Segundo Denise Castro, assessora do Programa Nacional de Imunização em Alagoas – onde 50% dos municípios usam o novo sistema –, o novo método é “maravilhoso”, mas o período de adaptação gerou problemas no cadastro percebidos em municípios do estado. “Agora nós sabemos quem é vacinado, antes se fazia um xis em um mapa apenas com a idade. Apesar de bom, isso dificultou [a rotina], porque leva mais tempo, precisa de um computador na sala”, explica. “Visitamos e vimos casos de municípios que estavam com dados a serem digitados, aí tem o caso do computador quebrar e ter de fazer manual até consertar. Tudo isso dificulta.”
Procurado, o Ministério da Saúde reconheceu possíveis erros nos dados e afirmou que cabe a municípios e estados avisar à pasta “caso ocorra algum problema de compatibilidade dos sistemas do município com o Ministério da Saúde”. Para o ministério, os dados são cruciais “para que a pasta tenha a real situação das coberturas das vacinas ofertadas no Calendário Nacional de Vacinação”.
“Para os que têm sistemas próprios de informação online, deve ser feita a migração dos dados para o SI-PNI. Caso haja divergência nos dados após a migração, cabe aos gestores locais informar ao Ministério da Saúde para a correção de possíveis erros”, informou. Sobre a falta de implantação em algumas cidades, a pasta defende que haja a informação detalhada dos pacientes vacinados.
“Aos municípios que ainda não possuem salas de vacinas com SI-PNI implantado, o Ministério da Saúde orienta para que atualizem constantemente o sistema de doses aplicadas e para que façam a adesão ao SI-PNI o quanto antes, pois somente com o sistema nominal é possível identificar os locais com bolsões de pessoas suscetíveis a doenças evitáveis por imunização”, completou.
Falta de visibilidade de doenças
Para a presidente da Sociedade Brasileira de Imunizações, Isabella Ballalai, apesar de o novo sistema estar em “período de transição e subnotificar dados vacinações”, há uma queda na cobertura notada nos últimos anos. Ela atribui isso a uma falta de percepção social do risco de doenças já extirpadas do país.
“O que aparentemente é o maior motivo é não vermos mais essas doenças. São gerações que não viram sarampo, pólio, como ocorreu em outros momentos da história, e levam isso com despreocupação, sem medo, e relaxam em relação à vacina”, diz.

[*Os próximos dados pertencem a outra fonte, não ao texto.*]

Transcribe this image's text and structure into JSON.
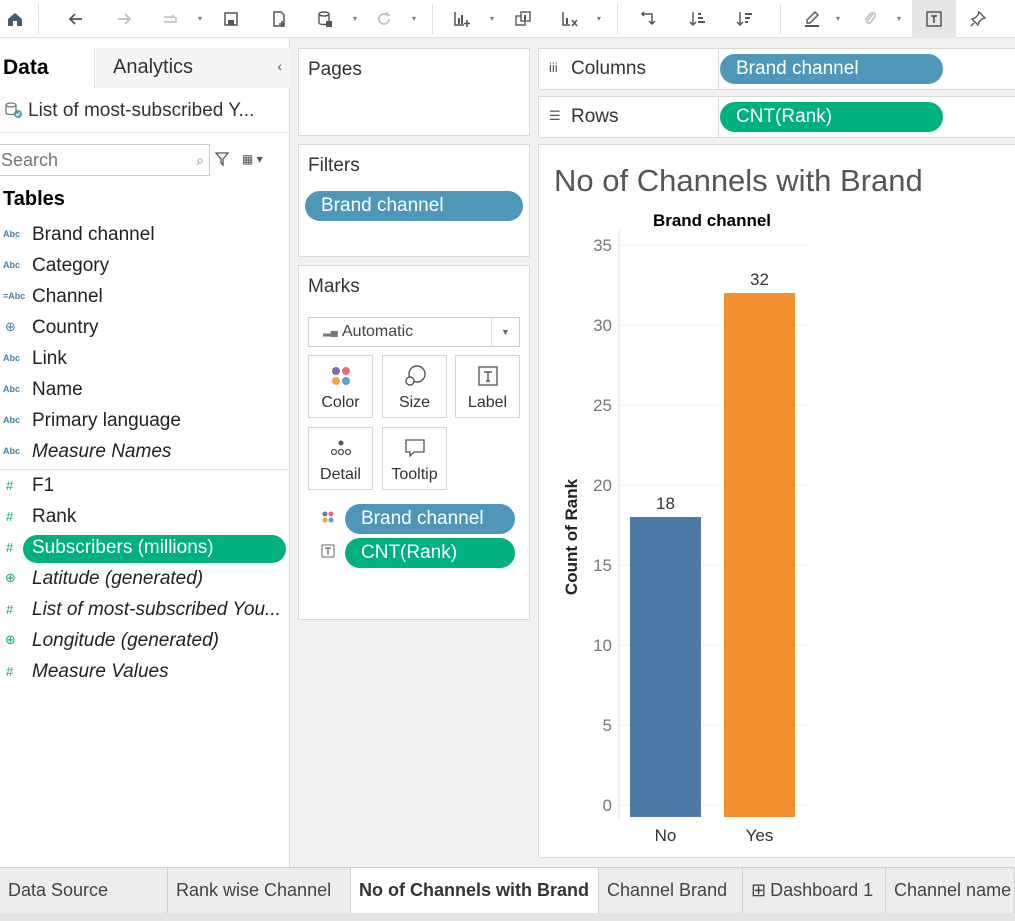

A presidente da instituição afirma que o antivacinismo no Brasil está longe de ser um problema significativo, como nos EUA e na Europa. “Lá fora eles têm isso mais estruturado. Na França, pesquisa mostra que 41% da população não acredita na segurança das vacinas, enquanto no Brasil a percentagem é de 4%”, diz.
“Aqui, não há medo vacina. Quando há um surto, todo mundo corre para o posto. A gente se previne quando vê o risco, é da natureza humana”, completa. Ballalai defende o calendário vacinal brasileiro como um dos melhores do mundo “Aqui tem quase todas as vacinas que são importantes”, sinaliza.

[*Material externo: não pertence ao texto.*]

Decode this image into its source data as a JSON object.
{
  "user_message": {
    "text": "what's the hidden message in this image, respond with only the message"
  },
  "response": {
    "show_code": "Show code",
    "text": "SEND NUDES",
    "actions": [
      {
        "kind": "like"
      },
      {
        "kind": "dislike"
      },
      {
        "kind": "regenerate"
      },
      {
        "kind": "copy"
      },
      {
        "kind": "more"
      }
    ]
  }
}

Segundo a assessora do PNI em Alagoas, Denise Castro, um outro fator que pode explicar a queda é o aumento nas vacinas nos últimos anos. “A criança tem que fazer 11 vacinas. Um bebê de dois meses, por exemplo, tem de tomar três injetáveis e uma oral, e aí o pai pede duas e diz que as outras duas vêm depois. Isso vai atrasando o calendário”, afirma.

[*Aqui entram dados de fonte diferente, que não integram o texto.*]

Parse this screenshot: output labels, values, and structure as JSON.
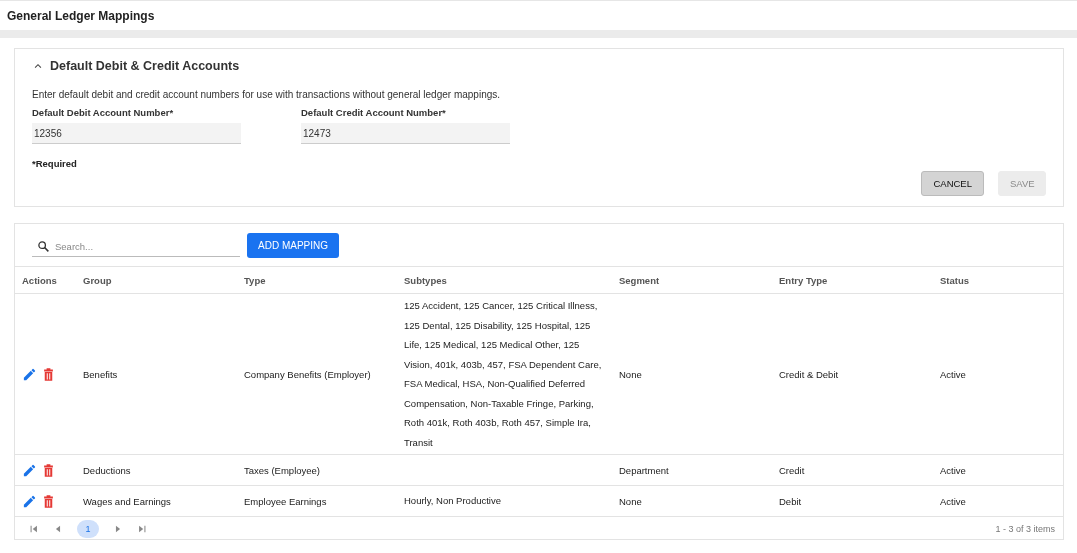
{
  "page_title": "General Ledger Mappings",
  "defaults_panel": {
    "title": "Default Debit & Credit Accounts",
    "expanded": true,
    "description": "Enter default debit and credit account numbers for use with transactions without general ledger mappings.",
    "fields": [
      {
        "label": "Default Debit Account Number*",
        "value": "12356"
      },
      {
        "label": "Default Credit Account Number*",
        "value": "12473"
      }
    ],
    "required_note": "*Required",
    "buttons": [
      {
        "label": "CANCEL",
        "disabled": false
      },
      {
        "label": "SAVE",
        "disabled": true
      }
    ]
  },
  "toolbar": {
    "search": {
      "placeholder": "Search..."
    },
    "add_button": "ADD MAPPING"
  },
  "table": {
    "columns": [
      "Actions",
      "Group",
      "Type",
      "Subtypes",
      "Segment",
      "Entry Type",
      "Status"
    ],
    "rows": [
      {
        "group": "Benefits",
        "type": "Company Benefits (Employer)",
        "subtypes": "125 Accident, 125 Cancer, 125 Critical Illness, 125 Dental, 125 Disability, 125 Hospital, 125 Life, 125 Medical, 125 Medical Other, 125 Vision, 401k, 403b, 457, FSA Dependent Care, FSA Medical, HSA, Non-Qualified Deferred Compensation, Non-Taxable Fringe, Parking, Roth 401k, Roth 403b, Roth 457, Simple Ira, Transit",
        "segment": "None",
        "entry_type": "Credit & Debit",
        "status": "Active"
      },
      {
        "group": "Deductions",
        "type": "Taxes (Employee)",
        "segment": "Department",
        "entry_type": "Credit",
        "status": "Active"
      },
      {
        "group": "Wages and Earnings",
        "type": "Employee Earnings",
        "subtypes": "Hourly, Non Productive",
        "segment": "None",
        "entry_type": "Debit",
        "status": "Active"
      }
    ]
  },
  "pager": {
    "pages": [
      {
        "label": "1",
        "selected": true
      }
    ],
    "summary": "1 - 3 of 3 items"
  }
}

Na nota enviada ao Portal Uol Notícias, o Ministério da Saúde também aponta a desinformação sobre doenças como fator importante na queda apontada pelo sistema. “O sucesso das ações de imunização – que teve como resultado a eliminação da poliomielite, do sarampo, da rubéola e síndrome da rubéola congênita – tem causado em parte da população e – até mesmo em alguns profissionais de saúde – a falsa sensação de que não há mais necessidade de se vacinar. No Brasil, ainda há um desconhecimento individual sobre a importância e benefícios das vacinas”, finaliza o comunicado.